In Chapter 3, ‘Rethinking the Polis’, H. shows that Xenophon doesn’t mount a simple pro- or anti-democratic discussion of types of government that his conservative attitude to his native city might have prompted, concentrating instead on the question ‘What guarantees a city’s prosperity, power, and fame and hence its citizens’ happiness and effectiveness?’. This does involve a tricky balancing act, setting democratic Athens, Lycurgan Sparta, and Hiero’s tyranny at Syracuse against each other. H. faces Xenophon’s admiration for the Spartan polity squarely (one of the chapter’s subtitles is ‘Law and order in a surveillance society’); but I was left with a hard-to-substantiate, perhaps inevitable, feeling of special pleading. She does however observe that Xenophon regarded the corruption and venality of contemporary Spartan leadership as a poor reﬂection of Lycurgus’ original high moral values.
Chapter 4, ‘Living the Good Life’, returns to Xenophon’s favoured themes of personal morality and leadership, with the implication that living the good life must lead to improving the lives of others. Oeconomicus and Symposium make a reappearance, to underline the point that Xenophon’s world view isn’t exclusively freeborn or male. Slaves may be recognized as moral agents, and women can display, or be educated in, virtues commonly associated with men. Socrates exclaims approvingly that through her household management Ischomachus’ wife exhibits a male habit of mind (andrikên tên dianoian). Not quite #metoo, admittedly, but getting there.

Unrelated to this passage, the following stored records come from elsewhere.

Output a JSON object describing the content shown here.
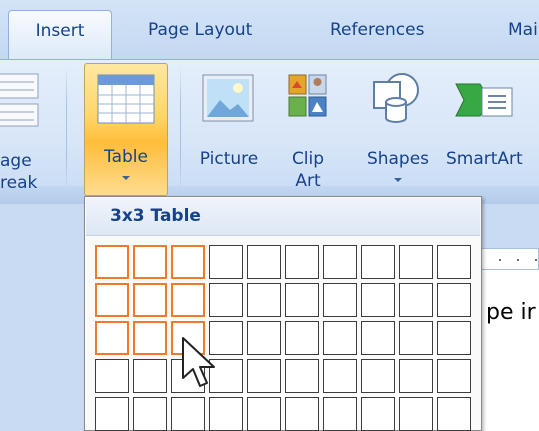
{
  "tabs": {
    "insert": "Insert",
    "page_layout": "Page Layout",
    "references": "References",
    "mailings": "Mai"
  },
  "ribbon": {
    "page_break_line1": "age",
    "page_break_line2": "reak",
    "table_label": "Table",
    "picture_label": "Picture",
    "clip_art_line1": "Clip",
    "clip_art_line2": "Art",
    "shapes_label": "Shapes",
    "smartart_label": "SmartArt"
  },
  "table_dropdown": {
    "header": "3x3 Table",
    "grid_columns": 10,
    "visible_rows": 5,
    "selected_columns": 3,
    "selected_rows": 3,
    "highlight_color": "#f07a28"
  },
  "document": {
    "text_fragment": "pe ir"
  },
  "colors": {
    "tab_text": "#15428b",
    "ribbon_bg": "#d8e6f8",
    "table_button_highlight": "#ffc84a"
  }
}
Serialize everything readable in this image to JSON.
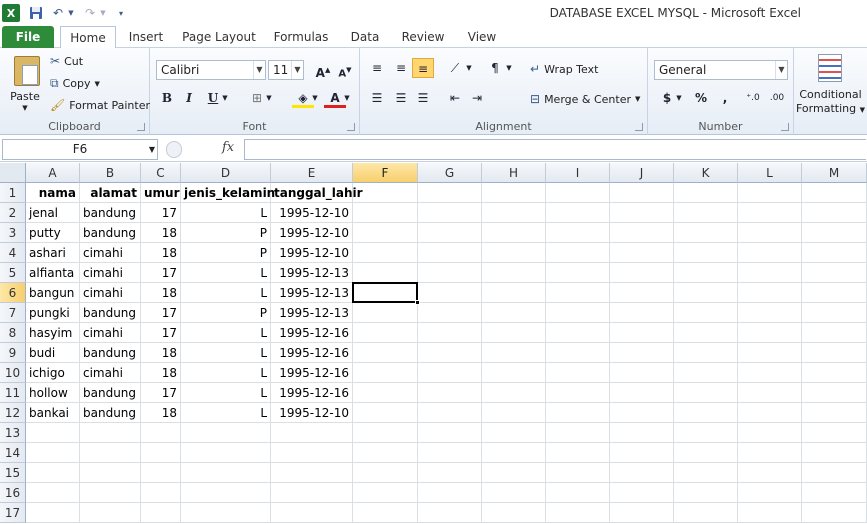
{
  "window": {
    "title": "DATABASE EXCEL MYSQL  -  Microsoft Excel"
  },
  "quick_access": {
    "app_icon": "excel-icon",
    "save_icon": "save-icon",
    "undo_icon": "undo-icon",
    "redo_icon": "redo-icon",
    "customize_icon": "customize-icon"
  },
  "tabs": [
    "File",
    "Home",
    "Insert",
    "Page Layout",
    "Formulas",
    "Data",
    "Review",
    "View"
  ],
  "active_tab": "Home",
  "ribbon": {
    "clipboard": {
      "label": "Clipboard",
      "paste": "Paste",
      "cut": "Cut",
      "copy": "Copy",
      "format_painter": "Format Painter"
    },
    "font": {
      "label": "Font",
      "font_name": "Calibri",
      "font_size": "11"
    },
    "alignment": {
      "label": "Alignment",
      "wrap_text": "Wrap Text",
      "merge_center": "Merge & Center"
    },
    "number": {
      "label": "Number",
      "format": "General",
      "currency": "$",
      "percent": "%",
      "comma": ","
    },
    "styles": {
      "conditional": "Conditional",
      "formatting": "Formatting"
    }
  },
  "formula_bar": {
    "name_box": "F6",
    "fx": "fx",
    "value": ""
  },
  "sheet": {
    "columns": [
      "A",
      "B",
      "C",
      "D",
      "E",
      "F",
      "G",
      "H",
      "I",
      "J",
      "K",
      "L",
      "M"
    ],
    "selected_column": "F",
    "selected_row": 6,
    "rows": [
      [
        "nama",
        "alamat",
        "umur",
        "jenis_kelamin",
        "tanggal_lahir"
      ],
      [
        "jenal",
        "bandung",
        "17",
        "L",
        "1995-12-10"
      ],
      [
        "putty",
        "bandung",
        "18",
        "P",
        "1995-12-10"
      ],
      [
        "ashari",
        "cimahi",
        "18",
        "P",
        "1995-12-10"
      ],
      [
        "alfianta",
        "cimahi",
        "17",
        "L",
        "1995-12-13"
      ],
      [
        "bangun",
        "cimahi",
        "18",
        "L",
        "1995-12-13"
      ],
      [
        "pungki",
        "bandung",
        "17",
        "P",
        "1995-12-13"
      ],
      [
        "hasyim",
        "cimahi",
        "17",
        "L",
        "1995-12-16"
      ],
      [
        "budi",
        "bandung",
        "18",
        "L",
        "1995-12-16"
      ],
      [
        "ichigo",
        "cimahi",
        "18",
        "L",
        "1995-12-16"
      ],
      [
        "hollow",
        "bandung",
        "17",
        "L",
        "1995-12-16"
      ],
      [
        "bankai",
        "bandung",
        "18",
        "L",
        "1995-12-10"
      ]
    ],
    "row_numbers": [
      "1",
      "2",
      "3",
      "4",
      "5",
      "6",
      "7",
      "8",
      "9",
      "10",
      "11",
      "12",
      "13",
      "14",
      "15",
      "16",
      "17"
    ]
  }
}
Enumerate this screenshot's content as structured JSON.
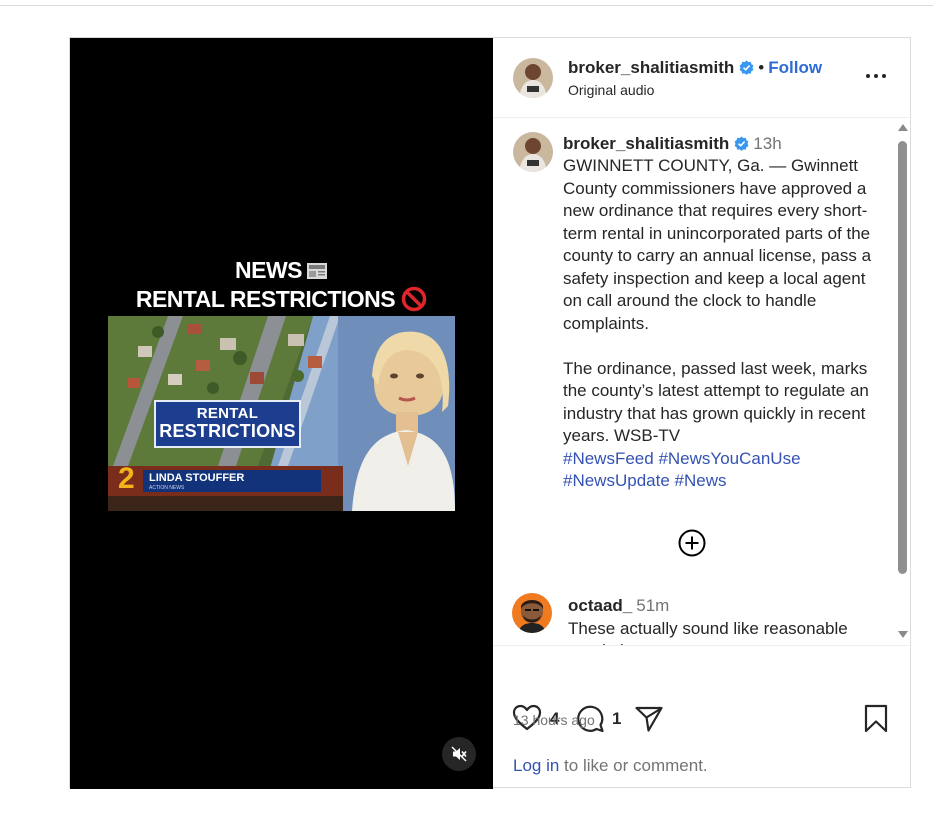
{
  "video": {
    "title_line1": "NEWS",
    "title_line2": "RENTAL RESTRICTIONS",
    "banner_line1": "RENTAL",
    "banner_line2": "RESTRICTIONS",
    "channel_number": "2",
    "anchor_name": "LINDA STOUFFER",
    "anchor_sub": "ACTION NEWS",
    "mute_icon": "speaker-muted-icon"
  },
  "header": {
    "username": "broker_shalitiasmith",
    "separator": "•",
    "follow_label": "Follow",
    "audio_label": "Original audio",
    "more_icon": "more-horizontal-icon"
  },
  "caption": {
    "username": "broker_shalitiasmith",
    "time": "13h",
    "text": "GWINNETT COUNTY, Ga. — Gwinnett County commissioners have approved a new ordinance that requires every short-term rental in unincorporated parts of the county to carry an annual license, pass a safety inspection and keep a local agent on call around the clock to handle complaints.\n\nThe ordinance, passed last week, marks the county’s latest attempt to regulate an industry that has grown quickly in recent years. WSB-TV",
    "hashtags": [
      "#NewsFeed",
      "#NewsYouCanUse",
      "#NewsUpdate",
      "#News"
    ]
  },
  "comment": {
    "username": "octaad_",
    "time": "51m",
    "text": "These actually sound like reasonable regulations"
  },
  "actions": {
    "like_count": "4",
    "comment_count": "1",
    "time_ago": "13 hours ago",
    "login_link": "Log in",
    "login_rest": " to like or comment."
  },
  "colors": {
    "link_blue": "#3452b4",
    "follow_blue": "#2f6bd8",
    "verified_blue": "#3897f0",
    "secondary_text": "#737373"
  }
}
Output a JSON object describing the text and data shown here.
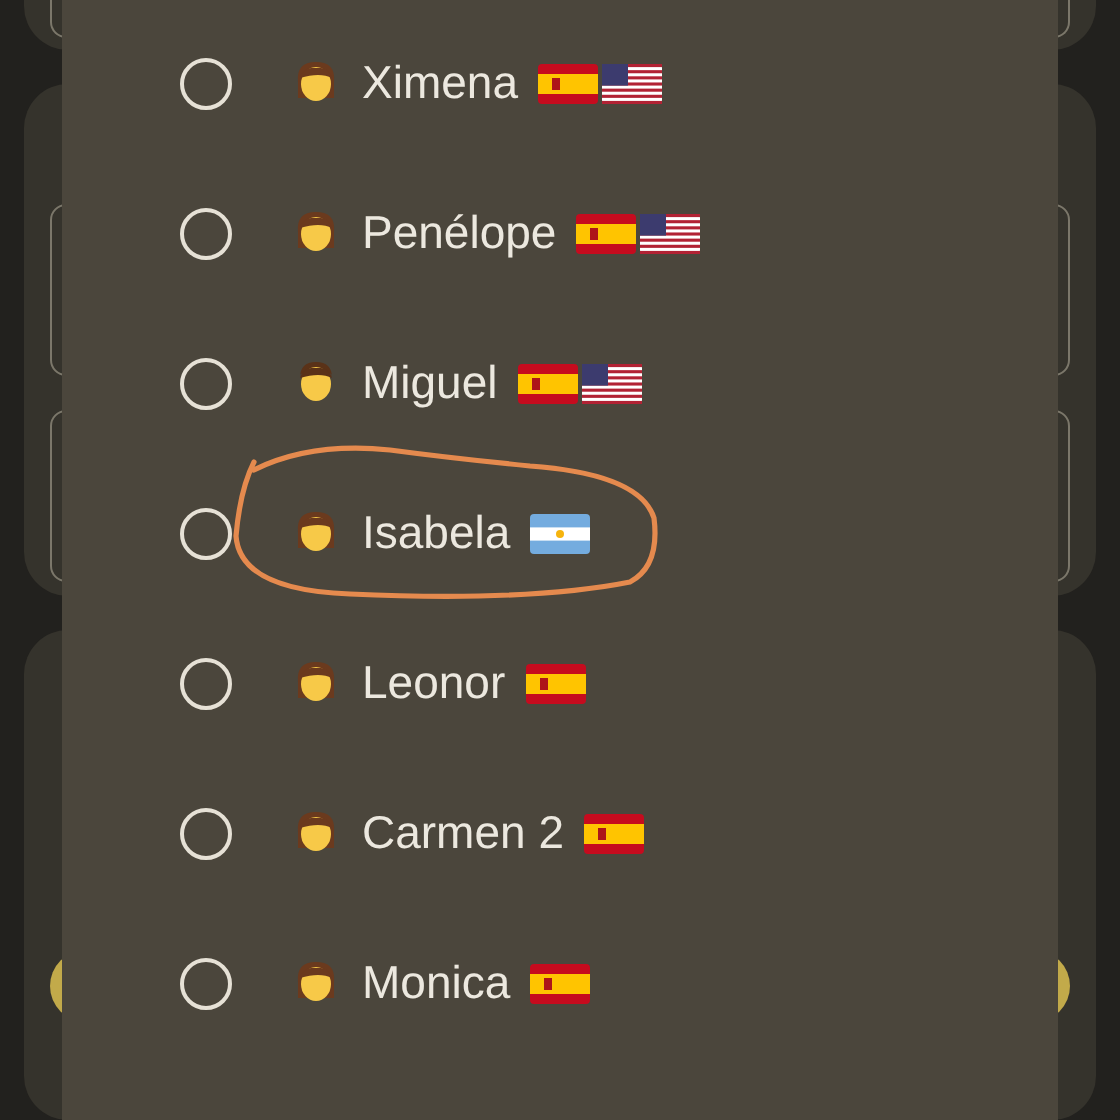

H.’s last section is the obligatory canter through Xenophon’s Nachleben or ‘reception’: not without interest for his reputation in late antiquity, but inevitably less gripping than H.’s fresh and comprehensive reappraisal of this thoughtful writer in the previous four chapters.
It is good to see Xenophon being treated seriously by classicists; he certainly deserves to be rescued from his narrow slot as a repository of ‘easy’ Greek for students just before and after GCSE. This book should be widely known and used.